In short, I reverted back to my original approach to cycling: a refuge, a way to have fun, get fresh air, elevate my heart rate, and explore some new places around me. My (lack of a) schedule allowed me to ride almost solely outdoors over the winter. I rode without a power meter or heart-rate monitor, and tried to spend as little time as possible on pavement. It was just fun. I crashed a bunch of times, got better at handling my bike, sometimes I pedaled really hard, and sometimes I didn’t pedal at all. It got me out of the house, and I was excited to get on my bike every single time I did. I didn’t compete against a single person, and hardly even went after Strava segments because it was usually -5° with snow on the ground. But I had so much fun.
Now, decent weather is rolling around and this is typically the time of year when Ontario road (and gravel) racing is getting into full swing. That’s all still on hold for now, and I don’t really have anything on the calendar by way of a goal or target - which is fine. I get on my bike because I want to. I ride hard or do intervals because it’s rewarding. I still make time to ride off-road, sometimes hard, sometimes easy, just as long as it’s fun.
In terms of motivation, the biggest thing for me is having a group of friends to ride with. Whether that be side by side on the road, or just keeping in touch virtually. Lately, I’ve been doing some hard paceline efforts with Jeremy and Mike, and it really brings back that feeling of racing. We push each other hard, and get the best out of each other. Once the effort is done, there’s a bit of that “post-race euphoria” feeling - which is hard to come by these days. Don’t tell them this, but I train hard on my own so that I don’t get dropped by those guys.

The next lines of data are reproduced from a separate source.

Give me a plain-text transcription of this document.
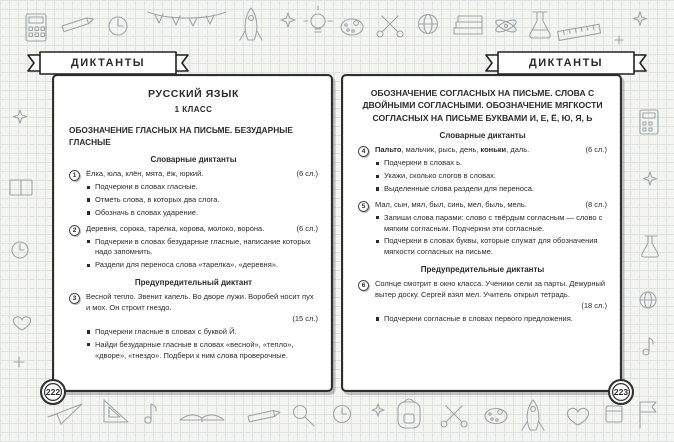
ДИКТАНТЫ	ДИКТАНТЫ
РУССКИЙ ЯЗЫК
1 КЛАСС
ОБОЗНАЧЕНИЕ ГЛАСНЫХ НА ПИСЬМЕ. БЕЗУДАРНЫЕ ГЛАСНЫЕ
Словарные диктанты
1	(6 сл.)
Ёлка, юла, клён, мята, ёж, юркий.
Подчеркни в словах гласные.
Отметь слова, в которых два слога.
Обозначь в словах ударение.
2	(6 сл.)
Деревня, сорока, тарелка, корова, молоко, ворона.
Подчеркни в словах безударные гласные, написание которых надо запомнить.
Раздели для переноса слова «тарелка», «деревня».
Предупредительный диктант
3	Весной тепло. Звенит капель. Во дворе лужи. Воробей носит пух и мох. Он строит гнездо.
(15 сл.)
Подчеркни гласные в словах с буквой Й.
Найди безударные гласные в словах «весной», «тепло», «дворе», «гнездо». Подбери к ним слова проверочные.
ОБОЗНАЧЕНИЕ СОГЛАСНЫХ НА ПИСЬМЕ. СЛОВА С ДВОЙНЫМИ СОГЛАСНЫМИ. ОБОЗНАЧЕНИЕ МЯГКОСТИ СОГЛАСНЫХ НА ПИСЬМЕ БУКВАМИ И, Е, Ё, Ю, Я, Ь
Словарные диктанты
4	(6 сл.)
Пальто, мальчик, рысь, день, коньки, даль.
Подчеркни в словах ь.
Укажи, сколько слогов в словах.
Выделенные слова раздели для переноса.
5	(8 сл.)
Мал, сын, мял, был, синь, мел, быль, мель.
Запиши слова парами: слово с твёрдым согласным — слово с мягким согласным. Подчеркни эти согласные.
Подчеркни в словах буквы, которые служат для обозначения мягкости согласных на письме.
Предупредительные диктанты
6	Солнце смотрит в окно класса. Ученики сели за парты. Дежурный вытер доску. Сергей взял мел. Учитель открыл тетрадь.
(18 сл.)
Подчеркни согласные в словах первого предложения.
222	223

But contrary to that, Strava is a big help for my motivation - and not in the way of just blasting up a hill for a 30 second KOM. I can see my friends in all different places doing hard rides, and it inspires me to do the same. I’ll check the weather app, see rain in the forecast, and get discouraged from riding. But then I’ll see that Tim McClure did 3 hours outside that morning and I can’t let him get a competitive advantage over me, so I go out and ride. Keep your friends close, but your enemies… just follow them on Strava. It’s a great way to siphon some motivation from others, and they’ll never know it even happened. Unless you write a blog about it.
This is just what’s been working for me in this ongoing limbo period of bike racing. Lots of people are seeing great success with virtual training, or taking on other sports and activities, or just taking time off the bike altogether. The best solution is what works for you. In the meantime, cross your fingers that we can pin on some race numbers before another season is lost completely. I’m feeling pretty hopeful at this point, and I’m motivated enough to hopefully survive that first bike race.